Mary Olga remembers visiting her big sister there one time. Mama had made her a small doll out of cloth, so it made sense to Mary Olga that mama was learning to sew. Mama made friends with the other girls at Bethany Home. They were all told the same thing by the social workers from Georgia Tann’s that were always seeking signatures on paperwork they didn’t understand. They were all told, “as soon as this is over, you can go back home and get on with your life as if this never happened.” What did they mean? How could she pretend that this has not happened?

Did they tell you while mama was at the Bethany Home in the fall of 1945, her daddy’s older brother Dewey and his wife Blanche met with Georgia Tann herself in Memphis and told her they wanted to adopt me? I bet they didn’t tell you that. My great aunt and uncle wanted me. They had only one child during their marriage, a little girl - stillborn. So they wanted me – sight unseen, since I was kin to them and they had longed for a child. But Georgia Tann wouldn’t allow that to happen. She told them “It’s not advised for extended family to keep the child. It’s better for the child given up at birth to be adopted by an unrelated family.” That made no sense to Uncle Dewey and Aunt Blanche, but Ms. Tann was well respected in Memphis. She had graduated with her master’s degree in social work from Columbia University in New York. She was the expert. They left Memphis that day feeling deep sorrow.

They probably didn’t tell you what mama has been doing these last three months either. While I was in the middle of the room of crying infants hungry to be held, mama went to stay with her Cousin Barbara June and her Uncle Hobart, back in Adamsville. She didn’t want to go live in the family house with just Bobby Maurice or return to Adamsville High School. It was the middle of her senior year – how could she face her friends?

She could have stayed in Memphis with Mama Ruby and Mary Olga, but by then they were living with Grandmother Creagh, who was a very stern, elderly woman with lots of rules for children. Additionally, Grandmother Creagh lived next door to the Children’s Home Society. Mama knew I was probably there. It was too close.
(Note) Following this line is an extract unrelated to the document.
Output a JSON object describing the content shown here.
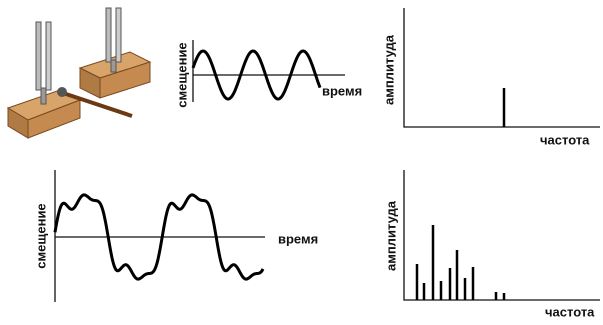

So she stayed with her Uncle Hobart and Cousin Barbara June, neither of who had been told why she had been living in Memphis the fall of 1945. What they observed of Neleta Jean – my mama – was a quiet young woman. She and Barbara June slept in the same bed at night and often my mama would wake up the whole house screaming and sobbing from nightmares. Barbara June would always hold her for awhile as she was coming out of that nightmare and into the reality of that tiny little bedroom they shared that winter and spring. She said mama’s whole body would convulse with the weeping until she could calm her down. As often as Barbara June asked what the nightmares were about, mama would refuse to tell her.

We were both in strange places that winter of 1946, being cared for by others with more silent questions than anyone had answers for. Mama had her dear cousin to at least hold her when the nightmares came and the deep mourning racked her body. Was this what those social workers meant when they said mama could just go back to her old life and pretend nothing had happened?
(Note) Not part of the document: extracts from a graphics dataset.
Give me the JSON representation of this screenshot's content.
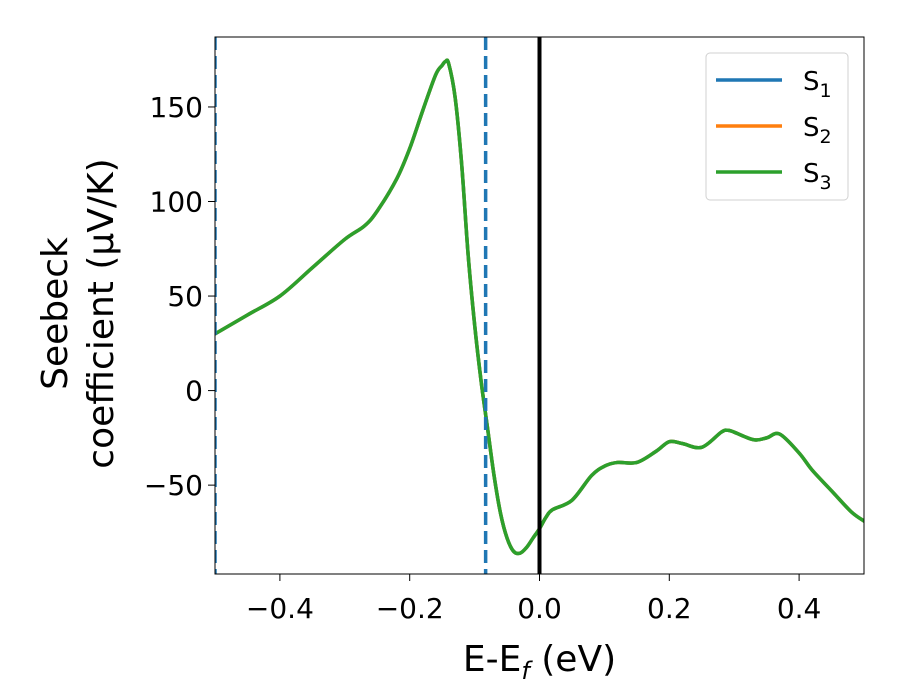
{
  "chart_data": {
    "type": "line",
    "xlabel": "E-E",
    "xlabel_sub": "f",
    "xlabel_unit": " (eV)",
    "ylabel_line1": "Seebeck",
    "ylabel_line2": "coefficient  (μV/K)",
    "xlim": [
      -0.5,
      0.5
    ],
    "ylim": [
      -97,
      187
    ],
    "xticks": [
      -0.4,
      -0.2,
      0.0,
      0.2,
      0.4
    ],
    "xtick_labels": [
      "−0.4",
      "−0.2",
      "0.0",
      "0.2",
      "0.4"
    ],
    "yticks": [
      -50,
      0,
      50,
      100,
      150
    ],
    "ytick_labels": [
      "−50",
      "0",
      "50",
      "100",
      "150"
    ],
    "grid": false,
    "legend_position": "top-right",
    "vlines": [
      {
        "x": -0.5,
        "style": "dashed",
        "color": "#1f77b4"
      },
      {
        "x": -0.083,
        "style": "dashed",
        "color": "#1f77b4"
      },
      {
        "x": 0.0,
        "style": "solid",
        "color": "#000000"
      }
    ],
    "x": [
      -0.5,
      -0.45,
      -0.4,
      -0.35,
      -0.3,
      -0.27,
      -0.25,
      -0.22,
      -0.2,
      -0.18,
      -0.16,
      -0.15,
      -0.145,
      -0.14,
      -0.13,
      -0.12,
      -0.11,
      -0.1,
      -0.09,
      -0.08,
      -0.07,
      -0.06,
      -0.05,
      -0.04,
      -0.03,
      -0.02,
      -0.01,
      0.0,
      0.01,
      0.02,
      0.05,
      0.08,
      0.1,
      0.12,
      0.15,
      0.18,
      0.2,
      0.22,
      0.25,
      0.28,
      0.29,
      0.3,
      0.33,
      0.35,
      0.37,
      0.4,
      0.42,
      0.45,
      0.48,
      0.5
    ],
    "series": [
      {
        "name": "S",
        "sub": "1",
        "color": "#1f77b4",
        "values": [
          30,
          40,
          50,
          65,
          80,
          87,
          95,
          112,
          128,
          148,
          167,
          172,
          174,
          173,
          155,
          120,
          72,
          35,
          5,
          -20,
          -45,
          -65,
          -78,
          -85,
          -86,
          -83,
          -78,
          -73,
          -67,
          -63,
          -58,
          -45,
          -40,
          -38,
          -38,
          -32,
          -27,
          -28,
          -30,
          -22,
          -21,
          -22,
          -26,
          -25,
          -23,
          -33,
          -42,
          -53,
          -64,
          -69
        ]
      },
      {
        "name": "S",
        "sub": "2",
        "color": "#ff7f0e",
        "values": [
          30,
          40,
          50,
          65,
          80,
          87,
          95,
          112,
          128,
          148,
          167,
          172,
          174,
          173,
          155,
          120,
          72,
          35,
          5,
          -20,
          -45,
          -65,
          -78,
          -85,
          -86,
          -83,
          -78,
          -73,
          -67,
          -63,
          -58,
          -45,
          -40,
          -38,
          -38,
          -32,
          -27,
          -28,
          -30,
          -22,
          -21,
          -22,
          -26,
          -25,
          -23,
          -33,
          -42,
          -53,
          -64,
          -69
        ]
      },
      {
        "name": "S",
        "sub": "3",
        "color": "#2ca02c",
        "values": [
          30,
          40,
          50,
          65,
          80,
          87,
          95,
          112,
          128,
          148,
          167,
          172,
          174,
          173,
          155,
          120,
          72,
          35,
          5,
          -20,
          -45,
          -65,
          -78,
          -85,
          -86,
          -83,
          -78,
          -73,
          -67,
          -63,
          -58,
          -45,
          -40,
          -38,
          -38,
          -32,
          -27,
          -28,
          -30,
          -22,
          -21,
          -22,
          -26,
          -25,
          -23,
          -33,
          -42,
          -53,
          -64,
          -69
        ]
      }
    ]
  }
}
Mama had family to hold her – even though she wouldn’t answer their questions. I would just get another shot of Phenobarbital amongst the backdrop of many crying babies. It would seem that both of us were taking our unanswered questions, anger, pain, and screaming into the world with the loudest cries we could muster.

Those three early months of 1946 were probably the last we would share common feelings in such obvious ways. Even though separated, it felt as if we were still joined in some deeply spiritual way – as the pain and loss continued to swirl around in our souls, totally out of control. We had to step into new lives, pushing all that pain, loss and anger down into our bodies. There was nowhere else to go with it. No one could take the horrific pain away – we had to simply swallow it and move on in our different life paths.